As Nobel Prize Winning Economist Daniel Kahneman notes, sometimes government agencies have incentives to underestimate costs. “Errors in the initial budget are not always innocent,” he wrote in his book Thinking Fast and Slow. Underestimating cost helps get programs adopted and government staff know “projects are rarely abandoned unfinished merely because of overruns in costs or completion times.” This certainly applies to Sound Transit. Ecology staff also said they felt compelled to respond to high-cost estimates of the state’s climate policies last year because “the cap-and-invest and clean fuels programs were in the development phase,” and, they argued, “these policies are important for our state…” Their motive was not transparency but advocacy.
Less nefariously, if government officials pay no price for being wrong, there is no punishment for wishful thinking. Agency staff who have faith in their own expertise can fall into the trap of overconfidence, and without the countervailing pressure of accountability for being wrong, they don’t take the time to examine their own biases.

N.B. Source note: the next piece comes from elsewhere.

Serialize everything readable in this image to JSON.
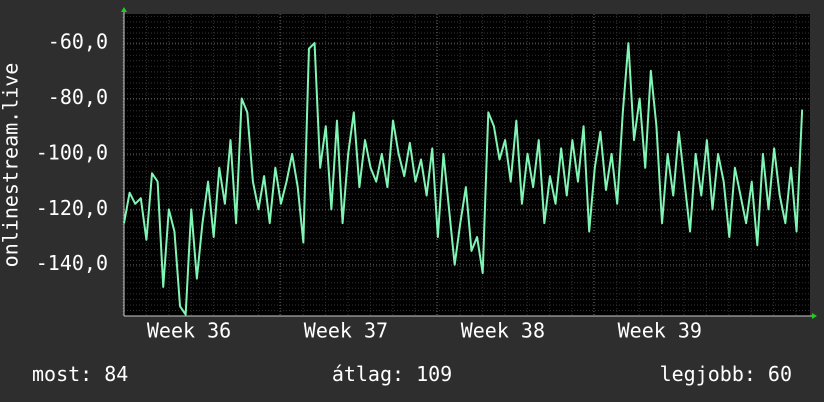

Creswell was “highly confident” that the cost of the tax on CO2 emissions wouldn’t be 46 cents per gallon and that it would be around five cents per gallon. That turned out to be entirely inaccurate. His boss, Ecology Director Laura Watson, even went so far as to accuse others of “fearmongering,” while repeating the claim that the tax on CO2 emissions would only increase prices one to three percent.
Having been led astray by their overconfidence, they now can’t admit they were wrong, so they deny the problem exists. Washington residents looking for relief from the high energy prices won’t find help from agency staff who continue to blame everyone but themselves.
Many who work in government agencies do good and worthwhile work. There is a big difference between staff who work on the ground, solving problems and working with the public, and those who believe they can make sweeping policy decisions from afar. The closer people are to the problem, the more likely they are to receive feedback that provides an incentive to adjust.
There are also circumstances where government policy and oversight is necessary and effective, or at least the best option. Those instances of government success, like the Clean Air Act, are then extrapolated to a knee-jerk belief that government regulation, taxes, and subsidy are always the best option or the only option. That is obviously incorrect, but it is a comforting and self-aggrandizing belief for many politicians that on their shoulders rests the future of the planet.
Ecology’s continued inability to acknowledge their mistakes shows that without a change, Washington’s climate and environmental policies will continue to fail. It is time for the legislature to shift power to those who face the results of environmental policy directly. That may be government staff on the ground, who see results first-hand and are accountable to the local community. It may be individuals who care about their local environment or feel a financial price for using natural resources.
It is clear, however, that distant politicians and bureaucrats imposing rules from the top rarely have the incentives to make environmental policies effective.
Todd Myers is the director of the Center for the Environment at the Washington Policy Center.